How many people here successfully made a game with the same number of quests and activities as elwynn forest? There are around 35 quests there. Each quest has npc behaviours, dialogue trees, item management, and so on. There’s so much to it. It doesn’t even factor in the nearby stormwind or the auction house, shops, and stories. Even doing those 35 quests would be a nightmare to achieve within a year for any 2 man team.
And that’s just quests. It’s not art, sound, design, bugs, or any other development issues.
You would start cutting corners, and once you start cutting corners, you start having a lower quality product than WoW and why would anyone downgrade? So MMOs can exist, but they must be dramatically different from what WoW’s template provides.
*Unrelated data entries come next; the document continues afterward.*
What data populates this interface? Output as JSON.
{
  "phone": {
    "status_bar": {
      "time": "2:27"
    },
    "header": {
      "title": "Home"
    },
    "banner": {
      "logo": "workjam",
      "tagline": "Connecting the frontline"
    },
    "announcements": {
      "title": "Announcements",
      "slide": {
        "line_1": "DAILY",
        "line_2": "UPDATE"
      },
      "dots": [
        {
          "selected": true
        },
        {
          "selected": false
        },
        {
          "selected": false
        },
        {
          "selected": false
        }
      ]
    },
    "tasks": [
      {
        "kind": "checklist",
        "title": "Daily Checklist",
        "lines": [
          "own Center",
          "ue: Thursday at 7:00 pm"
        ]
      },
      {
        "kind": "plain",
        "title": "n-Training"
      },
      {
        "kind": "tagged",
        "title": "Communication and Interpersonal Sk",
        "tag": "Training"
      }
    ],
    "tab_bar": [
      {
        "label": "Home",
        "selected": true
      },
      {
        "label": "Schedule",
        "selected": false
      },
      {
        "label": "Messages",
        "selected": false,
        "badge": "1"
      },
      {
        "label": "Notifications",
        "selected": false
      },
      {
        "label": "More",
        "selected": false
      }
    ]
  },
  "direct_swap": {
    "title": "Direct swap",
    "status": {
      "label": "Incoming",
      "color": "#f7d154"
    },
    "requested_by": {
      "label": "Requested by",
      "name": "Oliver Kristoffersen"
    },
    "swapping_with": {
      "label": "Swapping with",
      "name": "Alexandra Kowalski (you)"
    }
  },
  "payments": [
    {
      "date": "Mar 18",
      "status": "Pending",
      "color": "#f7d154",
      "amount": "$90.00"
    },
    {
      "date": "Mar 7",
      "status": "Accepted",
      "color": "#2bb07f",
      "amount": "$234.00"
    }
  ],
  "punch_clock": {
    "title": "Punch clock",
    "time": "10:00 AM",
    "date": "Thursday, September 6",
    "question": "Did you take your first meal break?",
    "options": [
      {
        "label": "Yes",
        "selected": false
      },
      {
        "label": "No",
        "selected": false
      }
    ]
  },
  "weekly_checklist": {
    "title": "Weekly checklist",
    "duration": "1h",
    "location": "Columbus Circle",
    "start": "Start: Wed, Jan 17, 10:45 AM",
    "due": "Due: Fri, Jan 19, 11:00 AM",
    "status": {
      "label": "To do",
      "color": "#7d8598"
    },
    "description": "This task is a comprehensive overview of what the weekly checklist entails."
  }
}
So when I see a tiny studio attempt an MMO, I have to say it, because I don’t want to see people jump into flames pointlessly. If they still will not heed the advice to rethink then I wish them the best (and don’t forget your fire res).
@hippocoder - I 2nd that! Well said. … I’m skeptical. And, at the same time, I like @khanstruct_1 . I wish their team amazing success along their journey. In other words, I hope Hippo and I are both wrong.
Gigi
I think you may be underestimating what’s possible with a skilled team. I think this amount of content can be produced in a quarter of the time you’re suggesting. This is of course assuming you really know what you’re doing, and you cut the right corners.
I’m definitely not for encouraging newbies to take on huge projects, but I think that in 2015 a truly experienced, skilled team can put out some incredible results.
I couldn’t do it at my current skill level, but I also realize that I’m still very green.
Well, I factored in the developers having maximum experience. It’s just this content takes time to author due to physics. Artists can’t go faster. Dialogue cannot be written quicker. Design can’t go faster. People need to eat and sleep.
It’s not even a technical problem, it just really takes an explosive amount of time. How experienced the developers are doesn’t shorten authoring content for MMOs. You could make a pile of gibberish and filler that everyone hates, but I’m assuming WoW-level quality or better.
The solution for a tiny team is to go balls out procedural.
The problem is if you want to use WoW as a baseline, they did cut the right corners and do know what they’re doing. Cutting any more than that gives you an inferior product.
And of course, the Elwynn forest area isn’t anywhere near enough content for a full game, it’s just an example of really looking at the work involved in content generation of a good quality.
Side note:
One of my main skills is milking the maximum bang for buck or cutting corners as you put it. We already cut the biggest corners using Unity itself. Next up, you dump premature optimisation and you forget fancy bespoke shaders and so on, just sticking with the baseline Unity and asset store, an experienced team would struggle to fit the pieces together in a cohesive whole. Once this is done you’re onto raw content generation, and this isn’t something that’s easily accelerated with consistent quality (apart from procedural content).
@hippocoder At a previous job, I wrote and scripted quests and I could easily complete 35 quests in a month, not a year. Of course this is writing, scripting, testing, and supporting art (icons) only. But to say 35 quests, content and scripting only, takes a year is ridiculous. I agree with you that one of the huge bottlenecks is content, but it is art and environment content, not quest content.
Did you test it? Did you run it by focus groups? Beta testers? Did you have to iterate the quest at all?
Doing something the right way makes it take longer…usually. However, you might have gotten lucky, and found a great workflow. What game did you work on? I’d like to see some of the quests your team created, and compare and contrast.